Filmmaker David Lynch has thoughts on the “tricky business” of sexual misconduct accusations, specifically the ones posed against fellow Hollywood heavyweights, Louis C.K. and Roman Polanski, and how “what we know about about an artist’s life affect our attitudes about the artist’s work.”

“I would hope it doesn’t,” the “Twin Peaks” creator told Vulture in an interview publish Monday when asked that very question. “Louis C.K.’s done a lot of really funny stuff. It would be a shame for people not to experience those things anymore. There are probably thousands and thousands of examples of people who had screwed-up lives and didn’t do the best things but did great work. And Roman Polanski: People were writing things about him when he went to Switzerland and got arrested — things like he should be hung. Things get a little out of hand. You feel terrible for anyone who’s been a victim. This subject is tricky business.”

Lynch had a recurring role on the third season of the comedian’s Comedy Central series, “Louie,” in which he played Jack Dall, a TV production master who was brought in to help C.K.’s character land an appearance on the “Late Show.”

“And political correctness came in,” Lynch continued. “I don’t know if that’s a good thing. You can’t make laws to change people. Transcendental Meditation is the only thing I know of that over time would change people for the good on the deepest level.”

Lynch has been a Transcendental Meditation practitioner since the 1970s, and founded the David Lynch Foundation in 2005 to promote the technique, which consists of silently focusing on a one- or two-syllable mantra for a set period of time.

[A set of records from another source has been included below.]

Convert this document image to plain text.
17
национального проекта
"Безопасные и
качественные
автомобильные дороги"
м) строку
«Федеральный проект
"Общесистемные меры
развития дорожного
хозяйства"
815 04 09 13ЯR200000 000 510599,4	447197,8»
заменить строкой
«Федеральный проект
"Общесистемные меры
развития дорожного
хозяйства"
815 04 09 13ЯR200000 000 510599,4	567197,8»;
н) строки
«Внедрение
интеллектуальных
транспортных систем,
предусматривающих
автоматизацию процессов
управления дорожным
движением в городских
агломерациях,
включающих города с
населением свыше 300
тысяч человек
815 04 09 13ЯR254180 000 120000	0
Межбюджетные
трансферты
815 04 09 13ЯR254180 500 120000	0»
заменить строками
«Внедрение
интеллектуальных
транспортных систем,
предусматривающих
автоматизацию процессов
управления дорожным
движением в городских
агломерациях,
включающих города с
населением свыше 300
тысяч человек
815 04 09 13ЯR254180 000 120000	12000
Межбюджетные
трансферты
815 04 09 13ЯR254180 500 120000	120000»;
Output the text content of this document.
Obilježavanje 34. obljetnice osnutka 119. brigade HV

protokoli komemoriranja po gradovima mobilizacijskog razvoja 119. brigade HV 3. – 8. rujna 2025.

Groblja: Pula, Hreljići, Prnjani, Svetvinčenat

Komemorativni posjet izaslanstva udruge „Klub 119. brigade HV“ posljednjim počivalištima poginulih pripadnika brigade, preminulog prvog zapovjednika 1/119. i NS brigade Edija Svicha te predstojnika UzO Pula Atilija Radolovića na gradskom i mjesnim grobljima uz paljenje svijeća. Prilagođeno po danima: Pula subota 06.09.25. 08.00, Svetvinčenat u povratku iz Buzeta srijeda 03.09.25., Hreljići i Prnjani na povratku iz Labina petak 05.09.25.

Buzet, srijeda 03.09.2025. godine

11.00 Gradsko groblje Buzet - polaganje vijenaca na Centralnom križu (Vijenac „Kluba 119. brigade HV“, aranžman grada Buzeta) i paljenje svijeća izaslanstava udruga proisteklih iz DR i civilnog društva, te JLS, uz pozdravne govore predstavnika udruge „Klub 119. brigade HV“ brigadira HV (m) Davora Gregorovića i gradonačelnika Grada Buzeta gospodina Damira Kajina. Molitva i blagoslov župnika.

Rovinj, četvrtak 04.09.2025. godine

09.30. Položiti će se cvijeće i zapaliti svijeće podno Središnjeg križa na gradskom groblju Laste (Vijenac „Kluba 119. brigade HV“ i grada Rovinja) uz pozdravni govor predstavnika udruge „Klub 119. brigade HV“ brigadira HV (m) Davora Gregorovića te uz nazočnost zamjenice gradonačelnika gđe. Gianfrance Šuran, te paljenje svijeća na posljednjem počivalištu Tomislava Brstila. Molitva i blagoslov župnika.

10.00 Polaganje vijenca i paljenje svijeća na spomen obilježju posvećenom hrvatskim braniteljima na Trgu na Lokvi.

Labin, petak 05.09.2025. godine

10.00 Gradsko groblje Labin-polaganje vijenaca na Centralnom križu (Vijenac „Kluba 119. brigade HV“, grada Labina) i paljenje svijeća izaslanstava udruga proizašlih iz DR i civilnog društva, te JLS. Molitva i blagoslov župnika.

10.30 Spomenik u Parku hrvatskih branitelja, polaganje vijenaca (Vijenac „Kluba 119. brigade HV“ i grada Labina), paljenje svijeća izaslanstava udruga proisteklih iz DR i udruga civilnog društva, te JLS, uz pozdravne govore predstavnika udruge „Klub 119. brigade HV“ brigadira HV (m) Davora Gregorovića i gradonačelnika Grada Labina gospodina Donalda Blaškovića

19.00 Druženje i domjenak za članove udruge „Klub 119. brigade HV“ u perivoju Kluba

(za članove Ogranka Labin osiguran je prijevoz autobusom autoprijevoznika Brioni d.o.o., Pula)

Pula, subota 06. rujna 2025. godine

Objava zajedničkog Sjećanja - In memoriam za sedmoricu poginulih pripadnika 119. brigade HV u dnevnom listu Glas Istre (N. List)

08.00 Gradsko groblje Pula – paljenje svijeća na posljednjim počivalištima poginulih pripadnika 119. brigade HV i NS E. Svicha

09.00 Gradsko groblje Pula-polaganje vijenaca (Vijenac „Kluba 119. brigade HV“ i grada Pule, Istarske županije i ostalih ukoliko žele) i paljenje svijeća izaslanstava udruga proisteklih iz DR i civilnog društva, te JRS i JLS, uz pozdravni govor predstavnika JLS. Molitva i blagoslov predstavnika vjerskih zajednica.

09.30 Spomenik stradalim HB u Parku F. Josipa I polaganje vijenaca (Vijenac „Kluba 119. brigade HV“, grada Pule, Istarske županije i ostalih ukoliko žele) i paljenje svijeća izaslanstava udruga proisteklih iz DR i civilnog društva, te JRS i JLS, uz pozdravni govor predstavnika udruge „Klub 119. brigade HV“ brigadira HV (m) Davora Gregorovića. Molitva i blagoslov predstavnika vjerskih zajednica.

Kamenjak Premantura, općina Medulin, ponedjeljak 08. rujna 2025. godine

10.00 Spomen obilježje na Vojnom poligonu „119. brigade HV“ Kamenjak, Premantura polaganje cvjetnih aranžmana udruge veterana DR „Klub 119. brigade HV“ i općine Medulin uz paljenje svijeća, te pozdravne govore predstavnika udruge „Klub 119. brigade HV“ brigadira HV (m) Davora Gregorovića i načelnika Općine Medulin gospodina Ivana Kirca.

“Transcendental Meditation is the only thing I know of that over time would change people for the good on the deepest level,” Lynch said. “But when you have it where being politically correct means you can’t say certain things anymore but people still think them — like, there’s still plenty of racism, and I don’t know if it’d be good to have racist jokes that get things out in the open so we can deal with it. I don’t know if that might be better. But now everything is closed in, and people still have strange desires that are not fitting in with today’s life. I feel so bad for those people. It’s “there but for the grace of God go I.” Or pedophiles: They’re born and they’ve got this sickness that they don’t know how to deal with. Instead of repressing it we need to get people help so no one gets hurt.”